The resulting database is a patchwork, built from the individual components that each state’s data systems capture and from the numbers that local political leaders allow to be published. Fusing together 56 state and territorial data sets can be a fraught, complex process, and the project publishes exhaustive documentation of what the numbers mean, how they compare to one another, and what we still don’t know, because of the variability of state reporting.
One of the most obvious elisions is the toll that the pandemic has taken on Black, Latino, and Indigenous people. The pandemic has disproportionately killed people in these communities, our data show. At least one in every 800 Black Americans has died of COVID-19, and Black people have died of COVID-19 at 1.7 times the rate of white people.
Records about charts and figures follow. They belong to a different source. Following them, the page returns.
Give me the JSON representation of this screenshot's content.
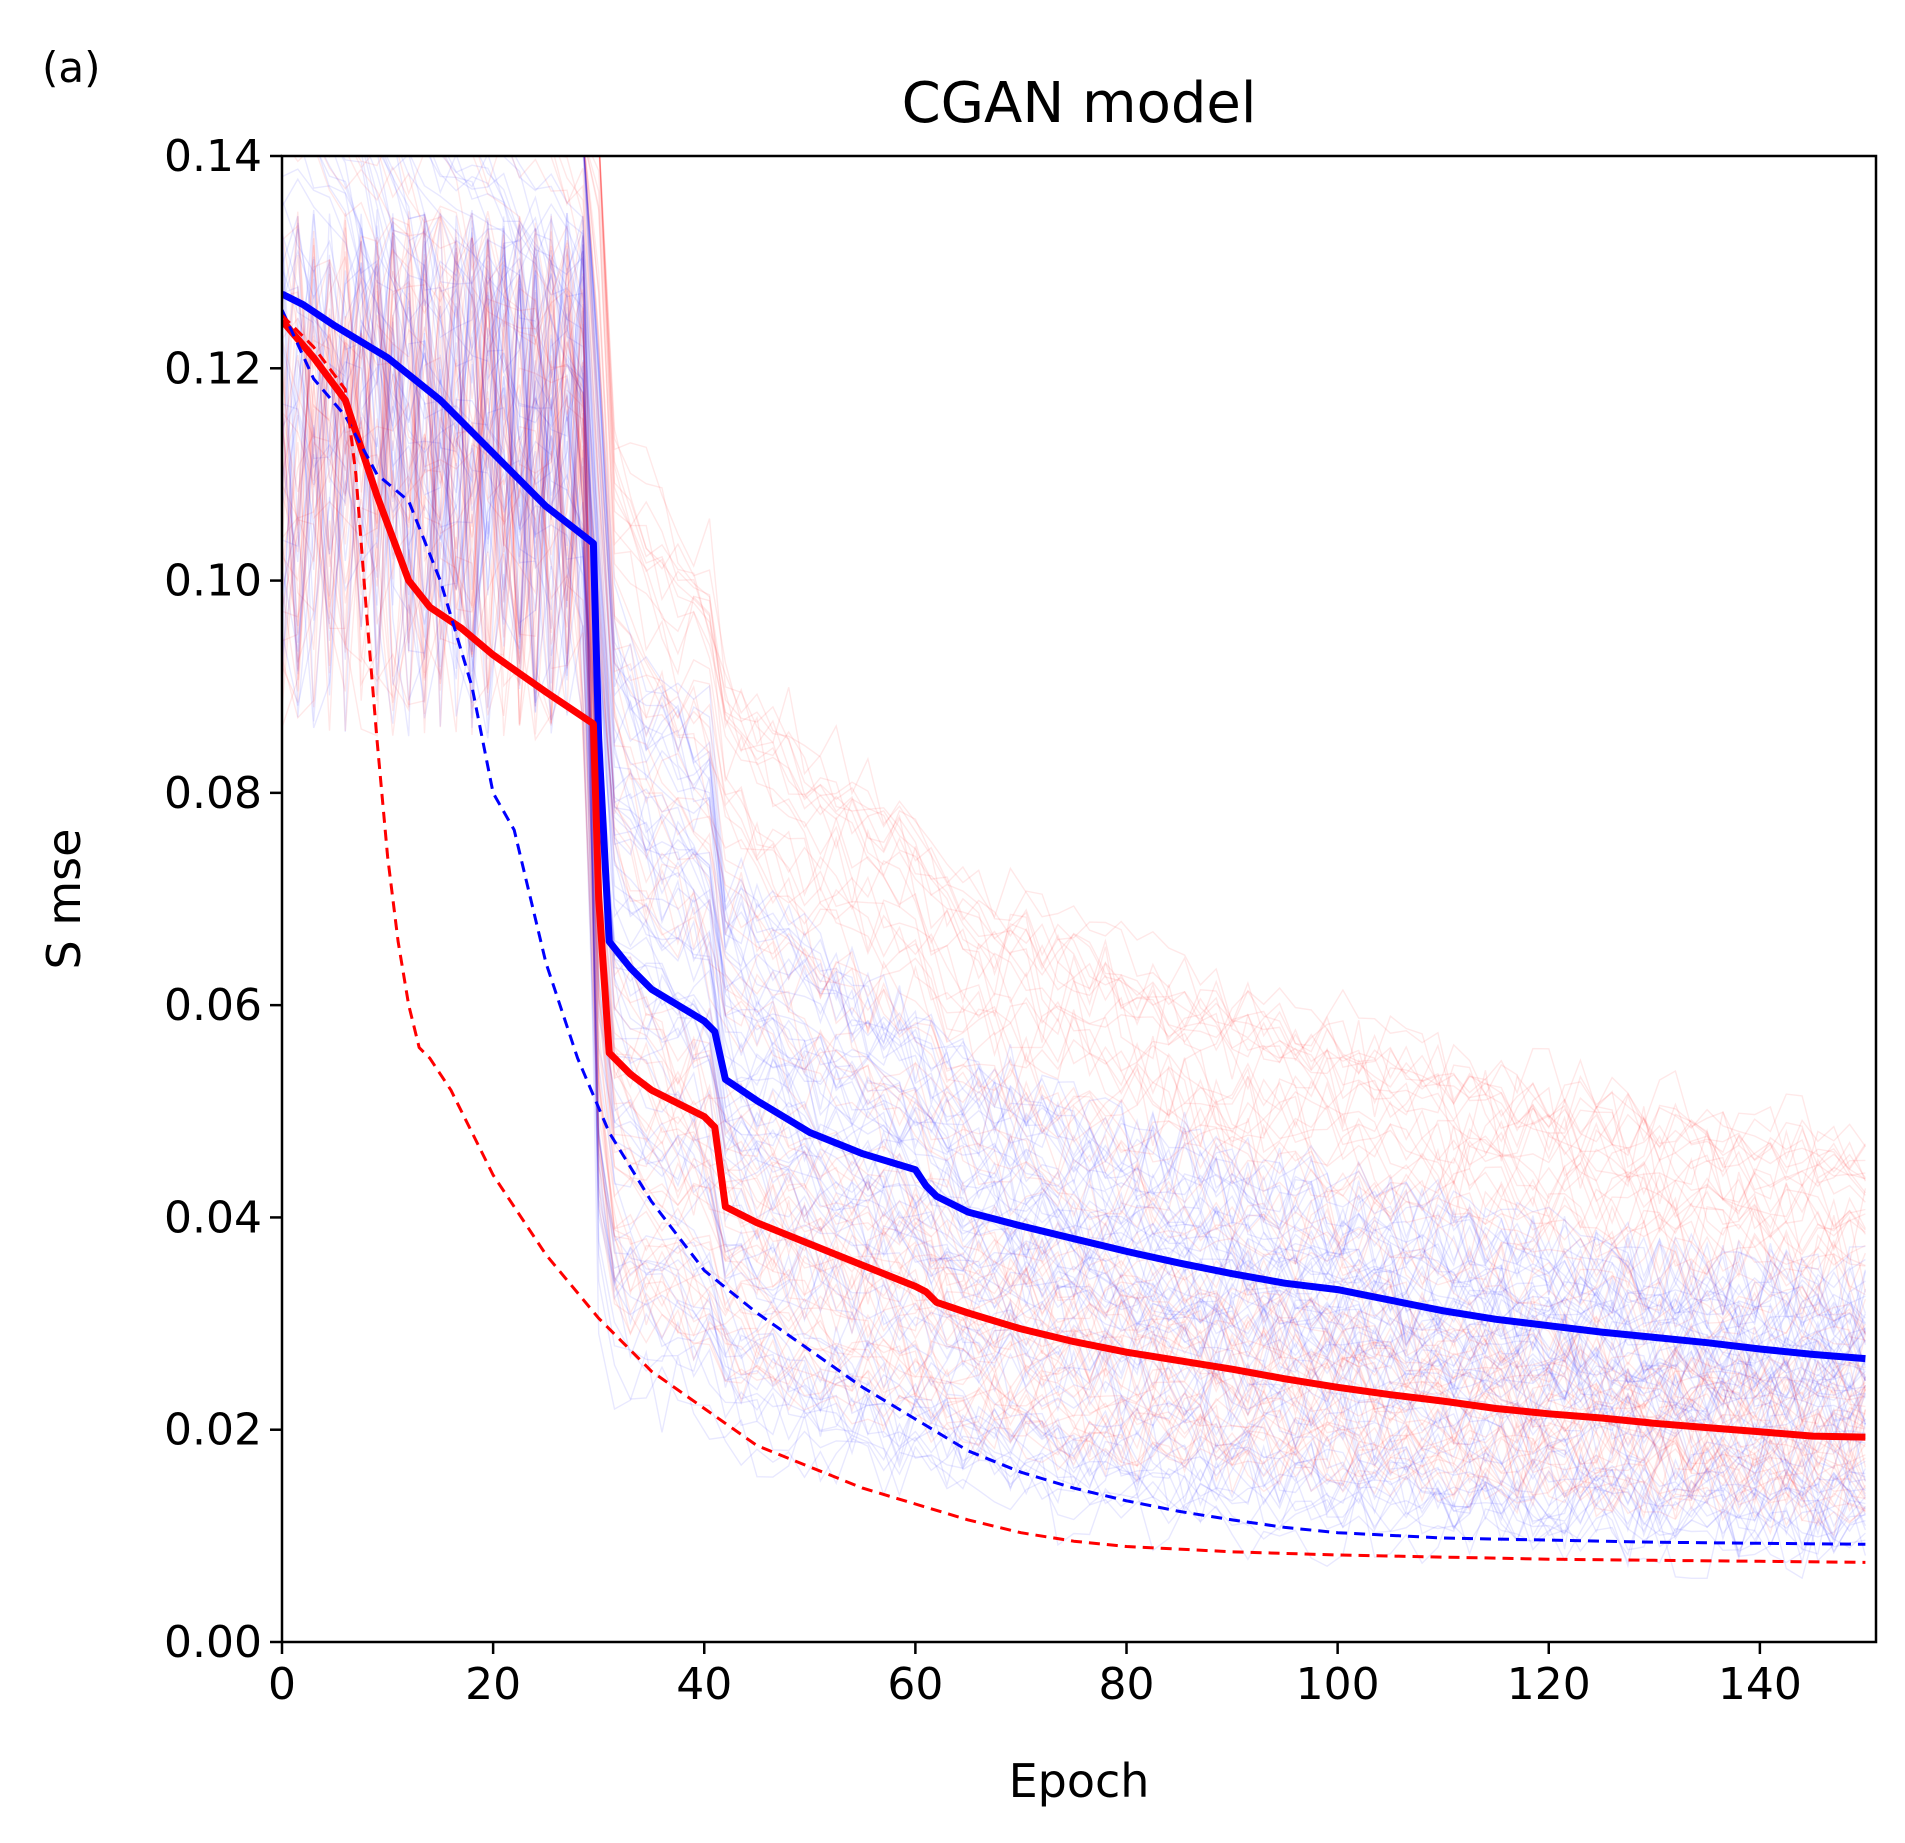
{
  "panel_label": "(a)",
  "chart_data": {
    "type": "line",
    "title": "CGAN model",
    "xlabel": "Epoch",
    "ylabel": "S mse",
    "xlim": [
      0,
      151
    ],
    "ylim": [
      0,
      0.14
    ],
    "xticks": [
      0,
      20,
      40,
      60,
      80,
      100,
      120,
      140
    ],
    "yticks": [
      0.0,
      0.02,
      0.04,
      0.06,
      0.08,
      0.1,
      0.12,
      0.14
    ],
    "xtick_labels": [
      "0",
      "20",
      "40",
      "60",
      "80",
      "100",
      "120",
      "140"
    ],
    "ytick_labels": [
      "0.00",
      "0.02",
      "0.04",
      "0.06",
      "0.08",
      "0.10",
      "0.12",
      "0.14"
    ],
    "colors": {
      "blue": "#0000ff",
      "red": "#ff0000"
    },
    "series": [
      {
        "name": "blue mean",
        "color": "#0000ff",
        "style": "solid",
        "x": [
          0,
          2,
          5,
          10,
          15,
          20,
          25,
          29.5,
          30,
          31,
          33,
          35,
          40,
          41,
          42,
          45,
          50,
          55,
          60,
          61,
          62,
          65,
          70,
          75,
          80,
          85,
          90,
          95,
          100,
          105,
          110,
          115,
          120,
          125,
          130,
          135,
          140,
          145,
          150
        ],
        "y": [
          0.127,
          0.126,
          0.124,
          0.121,
          0.117,
          0.112,
          0.107,
          0.1035,
          0.085,
          0.066,
          0.0635,
          0.0615,
          0.0585,
          0.0575,
          0.053,
          0.051,
          0.048,
          0.046,
          0.0445,
          0.043,
          0.042,
          0.0405,
          0.0392,
          0.038,
          0.0368,
          0.0357,
          0.0347,
          0.0338,
          0.0332,
          0.0322,
          0.0312,
          0.0304,
          0.0298,
          0.0292,
          0.0287,
          0.0282,
          0.0276,
          0.0271,
          0.0267
        ]
      },
      {
        "name": "red mean",
        "color": "#ff0000",
        "style": "solid",
        "x": [
          0,
          3,
          6,
          9,
          12,
          14,
          17,
          20,
          25,
          29.5,
          30,
          31,
          33,
          35,
          40,
          41,
          42,
          45,
          50,
          55,
          60,
          61,
          62,
          65,
          70,
          75,
          80,
          85,
          90,
          95,
          100,
          105,
          110,
          115,
          120,
          125,
          130,
          135,
          140,
          145,
          150
        ],
        "y": [
          0.1245,
          0.121,
          0.117,
          0.108,
          0.1,
          0.0975,
          0.0955,
          0.093,
          0.0895,
          0.0865,
          0.07,
          0.0555,
          0.0535,
          0.052,
          0.0495,
          0.0485,
          0.041,
          0.0395,
          0.0375,
          0.0355,
          0.0335,
          0.033,
          0.032,
          0.031,
          0.0295,
          0.0283,
          0.0273,
          0.0265,
          0.0257,
          0.0248,
          0.024,
          0.0233,
          0.0227,
          0.022,
          0.0215,
          0.0211,
          0.0206,
          0.0202,
          0.0198,
          0.0194,
          0.0193
        ]
      },
      {
        "name": "blue median",
        "color": "#0000ff",
        "style": "dashed",
        "x": [
          0,
          3,
          6,
          9,
          12,
          15,
          18,
          20,
          22,
          25,
          28,
          31,
          35,
          40,
          45,
          50,
          55,
          60,
          65,
          70,
          75,
          80,
          85,
          90,
          95,
          100,
          110,
          120,
          130,
          140,
          150
        ],
        "y": [
          0.1255,
          0.119,
          0.1155,
          0.11,
          0.1075,
          0.1,
          0.09,
          0.08,
          0.0765,
          0.064,
          0.055,
          0.048,
          0.0415,
          0.035,
          0.031,
          0.0275,
          0.024,
          0.021,
          0.018,
          0.016,
          0.0145,
          0.0133,
          0.0123,
          0.0115,
          0.0108,
          0.0103,
          0.0098,
          0.0096,
          0.0094,
          0.0093,
          0.0092
        ]
      },
      {
        "name": "red median",
        "color": "#ff0000",
        "style": "dashed",
        "x": [
          0,
          3,
          6,
          7,
          8,
          9,
          10,
          11,
          12,
          13,
          14,
          16,
          18,
          20,
          25,
          30,
          35,
          40,
          45,
          50,
          55,
          60,
          65,
          70,
          75,
          80,
          90,
          100,
          110,
          120,
          130,
          140,
          150
        ],
        "y": [
          0.125,
          0.122,
          0.118,
          0.11,
          0.097,
          0.085,
          0.074,
          0.066,
          0.06,
          0.056,
          0.055,
          0.052,
          0.048,
          0.044,
          0.0365,
          0.0305,
          0.0255,
          0.022,
          0.0185,
          0.0165,
          0.0145,
          0.013,
          0.0115,
          0.0103,
          0.0095,
          0.009,
          0.0085,
          0.0082,
          0.008,
          0.0078,
          0.0077,
          0.0076,
          0.0075
        ]
      }
    ]
  }
}
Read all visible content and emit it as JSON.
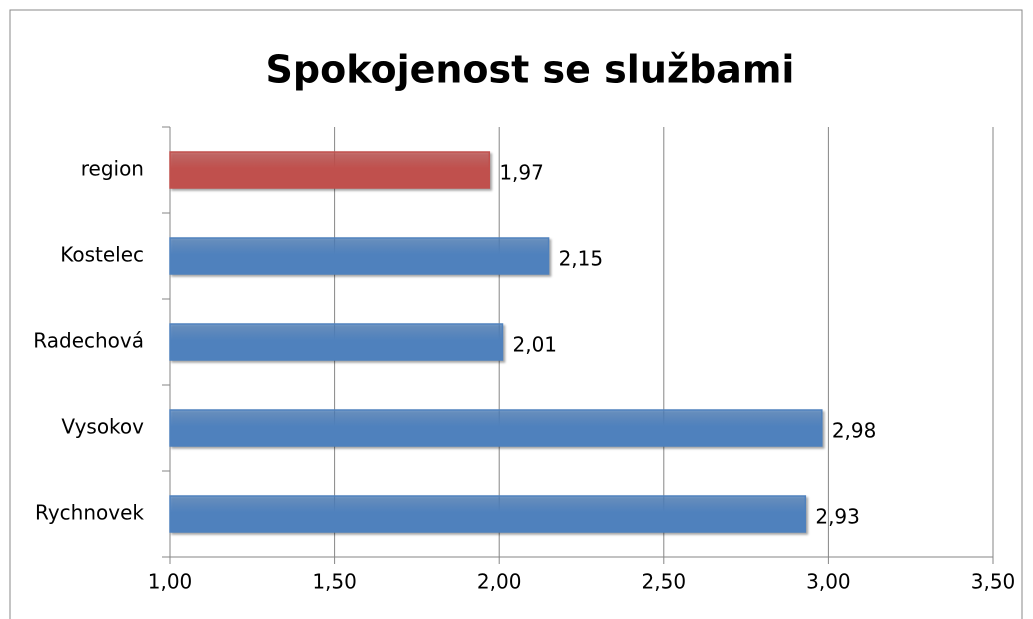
{
  "chart_data": {
    "type": "hbar",
    "title": "Spokojenost se službami",
    "categories": [
      "region",
      "Kostelec",
      "Radechová",
      "Vysokov",
      "Rychnovek"
    ],
    "values": [
      1.97,
      2.15,
      2.01,
      2.98,
      2.93
    ],
    "value_labels": [
      "1,97",
      "2,15",
      "2,01",
      "2,98",
      "2,93"
    ],
    "colors": [
      "#c0504d",
      "#4f81bd",
      "#4f81bd",
      "#4f81bd",
      "#4f81bd"
    ],
    "xlim": [
      1,
      3.5
    ],
    "xticks": [
      {
        "value": 1,
        "label": "1,00"
      },
      {
        "value": 1.5,
        "label": "1,50"
      },
      {
        "value": 2,
        "label": "2,00"
      },
      {
        "value": 2.5,
        "label": "2,50"
      },
      {
        "value": 3,
        "label": "3,00"
      },
      {
        "value": 3.5,
        "label": "3,50"
      }
    ],
    "grid": true
  }
}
Nationwide, Indigenous people and Alaska Natives have died of COVID-19 at 1.4 times the rate of white people.
Read: The virus is showing Black people what they knew all along
Yet the full scale of this damage is not quantifiable, because many states still do not track enough data by race and ethnicity for us to identify the full, disparate impact. Texas, for instance, reports race and ethnicity data for only 4 percent of cases. New York has never reported race and ethnicity data, which obscures our understanding of the first surge in particular, when New York’s numbers dominated every national statistic.
Only seven states report the racial breakdown of testing data, an important tool in detecting how large outbreaks are overall, because knowing the fraction of a population that has been tested can indicate the breadth of the virus’s spread.
Because of such inconsistencies and gaps, the COVID Tracking Project team has also communicated with state and federal officials hundreds of times over the past 10 months to clarify the meaning of specific numbers and to push for higher data quality and more public transparency.
This effort meant that, for months, the COVID Tracking Project published the only public database of testing and hospitalization data. Today, it is the only data set detailing each state’s and territory’s daily case, testing, hospitalization, and death numbers since the pandemic began. The federal government, including the White House Coronavirus Task Force, has used data from our investigation because it has had no alternative. The CDC Advisory Committee on Immunization Practices has repeatedly cited our data on long-term-care facilities in the course of deciding that residents of those places should get vaccinated first.
Read: What the vaccine’s side effects feel like
Today, the federal government publishes data on many of the same metrics we began tracking in March. But for many of these metrics, our data remain the only independent check on that federal data.